Independence Vs Freedom

Independence Vs Freedom

Edited by Desi Tzoneva

On 30 August 2016, Matthias Fekl, the French Minister for Foreign Trade, tweeted that his government has demanded that negotiations on the Transatlantic Trade and Investment Partnership (TTIP) and the Transatlantic Free Trade Area (TAFTA) should cease. Two days ago, German Minister for Economic Affairs and Energy, Sigmar Gabriel, in his interview with one of the German channels, claimed that the negotiations had failed as none of the 27 chapters of the TTIP agreement had been conciliated after 14 rounds of negotiations.

Gabriel was not the first European politician who criticised the trade partnership between the United States (US) and the European Union (EU). In July 2016, Carlo Calenda, the Italian Minister of Economic Development, stated that the negotiations had lasted too long to be successful.

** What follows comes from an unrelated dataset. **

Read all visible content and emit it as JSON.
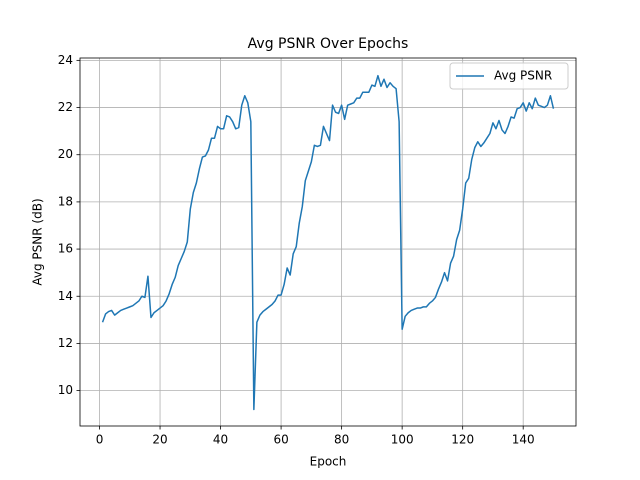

A month earlier, Prime Minister of France, Manuel Valls, asserted that the agreement would be impossible if it did not respect European interests.

In fact, the TAFTA negotiations started in the summer of 2013. The agreement was supposed to create about 13 million jobs in the US and the EU and to also greatly stimulate growth of trade. However, critics from the EU claimed that TAFTA would be more profitable for the US than for Europe. In particular, they feared that the European market would be filled with cheaper American goods, while the US market would remain well-protected.

The TAFTA agreement was one of the main priorities of Obama’s second presidential term. In the spring of 2016, the mass media reported that Washington increased its pressure on its European partners to make them more cooperative. German newspaper, Süddeutsche Zeitung, claimed that the US had threatened to apply an embargo on European car exports if Brussels refused to increase its imports of American agricultural goods. Later on, Washington called this statement ‘misinformation’, but Brussels admitted that they had had certain “controversies.”

Naturally, the latest announcements by European officials prove that the EU is not likely to obey the US’ political course this time. The Europeans have shown that they are not that obedient when their economic interests are affected.

Obviously, the part of the European establishment which supports American interests and the interests of supranational elites, will try to turn the tables and press the European governments. On the other hand, the national European economic elites will not abandon the struggle when their interests are clearly infringed.

France, Germany and other EU countries have shown that they have their own opinion and do not want to serve global transnational corporations, whose economic, administrative and production centres are located abroad. In case the US wins the struggle, the largest European markets will be lost for the national and regional EU establishment. And this would be a very sad scenario for the whole of Europe.